Commercial Drivers at Greater Risk for Developing Hypertension
Once in the profession, commercial motor vehicle (CMV) drivers have a greater propensity to develop hypertension than their peers in other professions. The Cardiovascular Advisory Panel Guidelines for the Medical Examination of Commercial Motor Vehicle Drivers includes data from Ragland, et al., demonstrating that the percentage of drivers with hypertension increased from 29% in drivers with fewer than 10 years of driving experience, to 32% in drivers with 10-20 years of experience, and to 39% in drivers with more than 20 years of driving experience.

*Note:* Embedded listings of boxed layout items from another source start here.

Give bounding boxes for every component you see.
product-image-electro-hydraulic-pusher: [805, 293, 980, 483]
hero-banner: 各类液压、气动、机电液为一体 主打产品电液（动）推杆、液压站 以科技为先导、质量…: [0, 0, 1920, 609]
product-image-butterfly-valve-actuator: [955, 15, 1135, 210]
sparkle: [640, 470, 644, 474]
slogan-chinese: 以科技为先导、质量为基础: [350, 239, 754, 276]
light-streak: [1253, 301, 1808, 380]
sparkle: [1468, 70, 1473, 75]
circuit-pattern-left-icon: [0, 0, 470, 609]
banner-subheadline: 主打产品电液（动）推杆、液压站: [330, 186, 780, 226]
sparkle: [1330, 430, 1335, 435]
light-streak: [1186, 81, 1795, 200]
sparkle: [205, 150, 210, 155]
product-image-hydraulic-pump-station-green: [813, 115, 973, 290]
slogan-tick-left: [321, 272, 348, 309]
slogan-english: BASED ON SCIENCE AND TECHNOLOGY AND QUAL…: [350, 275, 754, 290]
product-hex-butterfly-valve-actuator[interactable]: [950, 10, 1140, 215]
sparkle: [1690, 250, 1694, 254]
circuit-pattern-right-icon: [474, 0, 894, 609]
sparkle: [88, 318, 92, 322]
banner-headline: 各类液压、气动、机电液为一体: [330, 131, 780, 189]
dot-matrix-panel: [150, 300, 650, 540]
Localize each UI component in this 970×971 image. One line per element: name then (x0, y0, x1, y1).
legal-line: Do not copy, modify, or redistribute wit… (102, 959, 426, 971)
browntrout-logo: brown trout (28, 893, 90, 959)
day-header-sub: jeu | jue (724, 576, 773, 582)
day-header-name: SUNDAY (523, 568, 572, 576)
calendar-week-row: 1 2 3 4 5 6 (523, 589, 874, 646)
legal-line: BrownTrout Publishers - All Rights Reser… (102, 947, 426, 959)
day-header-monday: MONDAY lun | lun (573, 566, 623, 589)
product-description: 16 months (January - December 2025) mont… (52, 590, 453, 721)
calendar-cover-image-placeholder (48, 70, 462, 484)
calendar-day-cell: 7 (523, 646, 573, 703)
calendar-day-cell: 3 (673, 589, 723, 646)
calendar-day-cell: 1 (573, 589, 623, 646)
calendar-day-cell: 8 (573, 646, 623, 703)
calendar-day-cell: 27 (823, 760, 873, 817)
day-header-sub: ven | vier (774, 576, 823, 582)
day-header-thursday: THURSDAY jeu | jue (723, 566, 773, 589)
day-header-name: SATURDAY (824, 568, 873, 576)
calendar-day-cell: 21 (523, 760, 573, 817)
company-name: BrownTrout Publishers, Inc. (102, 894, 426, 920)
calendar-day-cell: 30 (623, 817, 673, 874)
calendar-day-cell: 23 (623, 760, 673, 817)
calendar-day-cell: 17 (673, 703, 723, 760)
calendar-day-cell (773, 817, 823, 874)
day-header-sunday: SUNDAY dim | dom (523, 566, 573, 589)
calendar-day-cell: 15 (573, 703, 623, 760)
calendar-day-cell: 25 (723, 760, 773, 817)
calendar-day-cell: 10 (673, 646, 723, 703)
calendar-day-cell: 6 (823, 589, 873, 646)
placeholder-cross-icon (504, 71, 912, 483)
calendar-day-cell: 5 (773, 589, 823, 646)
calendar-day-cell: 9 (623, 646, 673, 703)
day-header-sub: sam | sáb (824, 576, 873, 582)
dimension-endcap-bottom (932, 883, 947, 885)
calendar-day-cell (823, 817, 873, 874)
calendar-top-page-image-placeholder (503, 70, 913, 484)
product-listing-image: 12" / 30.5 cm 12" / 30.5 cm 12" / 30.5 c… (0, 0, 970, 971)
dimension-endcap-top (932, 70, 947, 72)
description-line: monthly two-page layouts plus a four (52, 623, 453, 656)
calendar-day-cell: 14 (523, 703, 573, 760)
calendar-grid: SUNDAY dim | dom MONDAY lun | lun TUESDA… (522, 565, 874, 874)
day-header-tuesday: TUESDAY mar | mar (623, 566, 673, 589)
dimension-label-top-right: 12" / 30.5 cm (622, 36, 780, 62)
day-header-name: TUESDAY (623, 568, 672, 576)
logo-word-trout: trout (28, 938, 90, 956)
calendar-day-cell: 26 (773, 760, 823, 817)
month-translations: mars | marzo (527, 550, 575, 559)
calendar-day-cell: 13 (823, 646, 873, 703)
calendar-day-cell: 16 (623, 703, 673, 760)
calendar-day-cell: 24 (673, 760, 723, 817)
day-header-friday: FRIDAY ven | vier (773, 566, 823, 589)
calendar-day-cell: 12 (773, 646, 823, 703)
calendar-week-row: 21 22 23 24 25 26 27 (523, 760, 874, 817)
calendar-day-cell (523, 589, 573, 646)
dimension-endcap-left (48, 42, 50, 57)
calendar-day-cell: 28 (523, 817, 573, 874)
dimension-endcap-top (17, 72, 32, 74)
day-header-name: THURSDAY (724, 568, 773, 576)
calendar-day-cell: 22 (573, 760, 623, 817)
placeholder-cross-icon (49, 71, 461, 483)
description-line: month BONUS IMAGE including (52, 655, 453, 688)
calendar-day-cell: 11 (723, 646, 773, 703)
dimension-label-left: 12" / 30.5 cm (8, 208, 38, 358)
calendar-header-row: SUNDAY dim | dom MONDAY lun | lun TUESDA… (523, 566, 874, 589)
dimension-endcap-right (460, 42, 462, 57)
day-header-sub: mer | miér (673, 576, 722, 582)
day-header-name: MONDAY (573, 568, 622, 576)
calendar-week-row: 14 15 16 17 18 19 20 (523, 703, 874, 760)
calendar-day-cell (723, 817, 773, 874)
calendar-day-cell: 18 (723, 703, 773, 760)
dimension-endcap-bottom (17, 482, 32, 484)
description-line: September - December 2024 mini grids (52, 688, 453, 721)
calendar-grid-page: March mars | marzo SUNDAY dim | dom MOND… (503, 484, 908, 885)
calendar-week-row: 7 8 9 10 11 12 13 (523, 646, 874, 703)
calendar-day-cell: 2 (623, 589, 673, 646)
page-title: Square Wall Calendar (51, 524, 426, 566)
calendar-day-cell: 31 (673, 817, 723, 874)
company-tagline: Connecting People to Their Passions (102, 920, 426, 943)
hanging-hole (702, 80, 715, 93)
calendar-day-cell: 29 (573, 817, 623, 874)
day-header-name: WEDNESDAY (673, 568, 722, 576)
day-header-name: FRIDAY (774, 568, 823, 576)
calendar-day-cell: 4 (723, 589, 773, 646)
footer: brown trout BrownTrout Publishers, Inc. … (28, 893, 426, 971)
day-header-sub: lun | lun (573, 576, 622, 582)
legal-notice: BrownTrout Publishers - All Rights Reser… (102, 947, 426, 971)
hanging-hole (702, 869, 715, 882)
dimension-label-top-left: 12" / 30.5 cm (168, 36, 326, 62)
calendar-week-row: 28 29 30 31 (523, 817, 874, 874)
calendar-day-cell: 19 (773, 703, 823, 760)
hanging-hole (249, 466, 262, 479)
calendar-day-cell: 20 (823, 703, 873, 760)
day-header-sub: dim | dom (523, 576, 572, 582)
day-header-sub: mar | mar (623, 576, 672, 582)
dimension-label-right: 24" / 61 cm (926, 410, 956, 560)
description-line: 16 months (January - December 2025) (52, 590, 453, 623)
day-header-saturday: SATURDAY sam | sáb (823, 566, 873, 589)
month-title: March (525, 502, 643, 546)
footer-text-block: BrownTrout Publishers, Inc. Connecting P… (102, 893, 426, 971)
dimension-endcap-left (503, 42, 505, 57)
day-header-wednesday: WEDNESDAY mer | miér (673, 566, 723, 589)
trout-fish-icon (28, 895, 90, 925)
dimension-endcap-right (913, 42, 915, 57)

As the years of experience rise, part of the increase in hypertension may relate to accompanying aging, increase in body mass, or decline in physical activity.
Effective Treatment Reduces Risk
High BP can be a modifiable CVD risk factor. Lifestyle modification and pharmacotherapy are the mainstays of antihypertensive treatment regimens. Effective hypertension management reduces cardiovascular morbidity and mortality. The Chicago Heart Association Detection Project in Industry found that antihypertensive therapy reduces the incidence of stroke, myocardial infarction, and heart failure.
Contemporary medical therapies are effective in lowering BP, reducing complications, and are generally regarded as safe.